Comme annoncé en décembre 2020 et réaffirmé en juin 2021, le Haut Conseil de stabilité financière transforme sa recommandation en norme juridiquement contraignante dès le 1er janvier 2022. Il publie un bilan qu’il juge positif de sa recommandation indiquant qu’elle a permis « d’interrompre la dérive des conditions d’octroi » sans affecter la production de crédits qui atteint des niveaux records. Mais en cas de remontée des taux, ces contraintes pourraient être plus compliquées à respecter pour les banques avec à la clé, un risque d’exclusion de certains emprunteurs.
Des banques « dans les clous » de la recommandation
Comme indiqué dans son bilan, les banques ont bien respecté la marge de flexibilité accordée par le HCSF avec une part des prêts non conformes à la recommandation, qui a atteint 20,9 % en juillet 2021.

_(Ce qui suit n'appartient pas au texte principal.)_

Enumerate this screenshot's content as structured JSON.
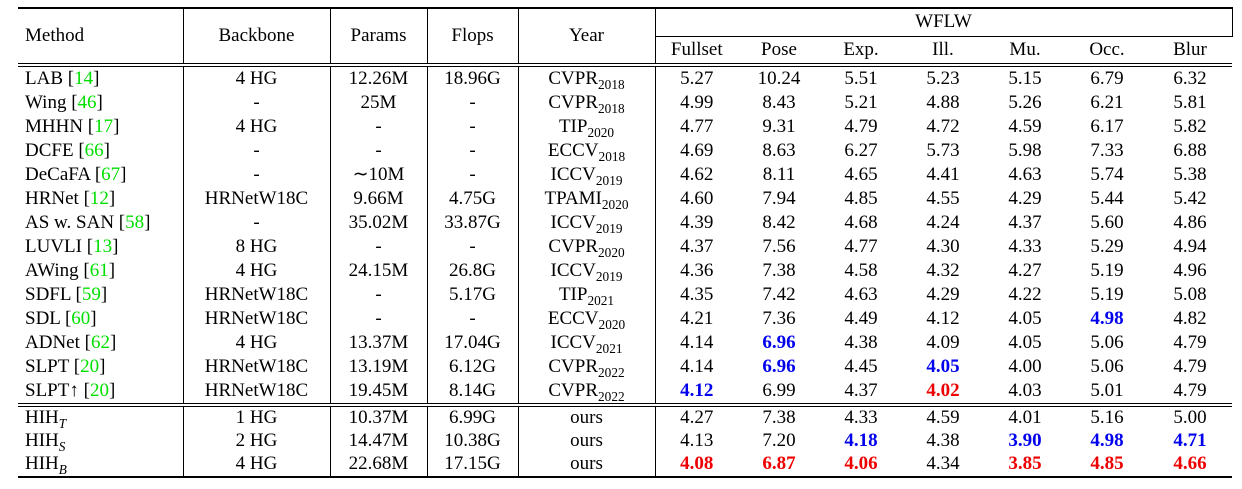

« Comme nous l’avaient indiqué nos partenaires bancaires, le HCSF confirme que les banques ont globalement respecté la marge de flexibilité de 20 %, accordée majoritairement à des primo-accédants. Si cela n’avait pas été le cas, l’annonce du passage de la recommandation en norme juridiquement contraignante aurait pu donner un coup de frein au marché en entrainant un durcissement des conditions d’octroi de crédits avant même janvier 2022. Mais ce spectre s’éloigne aujourd’hui : les conditions de crédit actuelles ne devraient donc pas évoluer d’ici à la fin de l’année 2021 » analyse Julie Bachet, directrice générale de Vousfinancer.
Des investisseurs pénalisés par la recommandation
Comme indiqué dans le bilan du HCSF, « la part de la production non conforme hors résidence principale (investissement locatif essentiellement) est passée de 7,8 % à 5,2 % de la production totale entre janvier et juillet 2021 ». Bien qu’elle reste supérieure à la limite de 4 % de la production de crédits, le financement d’investissements locatifs a fortement chuté en seulement 6 mois, témoignant de la difficulté pour ce type d’emprunteurs investisseurs, déjà propriétaires de leur résidence principale avec par conséquent souvent un crédit en cours, d’emprunter depuis fin 2019.
Comme pressenti, la part des financements d’investisseurs a encore reculé cette année sous l’effet de la recommandation du HCSF et en dépit de son assouplissement en début d’année avec le passage du taux d’endettement maximum de 33 à 35 %. L’abandon du calcul de l’endettement en différentiel, prenant en compte les loyers en déduction de la mensualité de crédit, a conduit à l’exclusion du crédit de beaucoup d’investisseurs. Cela pourrait devenir problématique car 60 % du parc locatif appartient à des bailleurs privés qui sont indispensables pour maintenir un niveau d’offres locatives suffisant et éviter une inflation sur les loyers.
Une recommandation qui pourrait devenir plus compliquée à respecter en cas de remontée des taux de crédit et de baisse de l’épargne…
En 2021, la production de crédit a donc évolué dans le sens souhaité par le HCSF comme en témoigne la baisse du taux d’effort moyen à 30 % (-0,9 point) et le recul de la part des prêts sur plus de 25 ans, passée de 12,8 % en janvier 2020 à 6 % en juillet 2021 avec toutefois une hausse de la durée moyenne des crédits de 2 mois en seulement 6 mois (de 21 ans et 7 mois en janvier 2020 à 21 ans et 9 mois en juin 2021).
Comme indiqué par l’autorité prudentielle, ces évolutions positives ont été favorisées par contexte de taux bas : « Cet ajustement de la durée moyenne et le maintien des taux d’intérêt à des niveaux historiquement bas ont contribué à la baisse des taux d’effort individuels » indique le HCSF dans son bilan.
Mais qu’en sera-t-il en cas de remontée des taux de crédit immobilier ?
Le contexte de taux record en 2021 a resolvabilisé les primo-accédants en permettant de compenser en partie les hausses de prix et limiter ainsi l’endettement des ménages souhaitant acheter. Mais si les taux venaient à remonter, dans un contexte de prix élevés, certains emprunteurs pourraient ne plus pouvoir emprunter une somme suffisante sans augmenter soit leur endettement, soit la durée de leur crédit. En cas de non respect de la recommandation devenue contraignante, ils seront ainsi de fait exclus du marché, ce qui pourrait venir casser la dynamique du marché.
En outre, alors qu’en raison des confinements successifs, l’épargne des Français a beaucoup augmenté depuis 2020, ce phénomène pourrait ne pas durer pénalisant les emprunteurs sans apport, alors même que d’après le HCSF « l’ajustement de la production de crédit est également passé par la mobilisation plus importante d’un apport initial lorsque cela était possible » avec un apport moyen hors frais de 17,6 %, en hausse de 3 points. Les ménages modestes pourraient donc également être pénalisés sur ce point dans les prochains mois.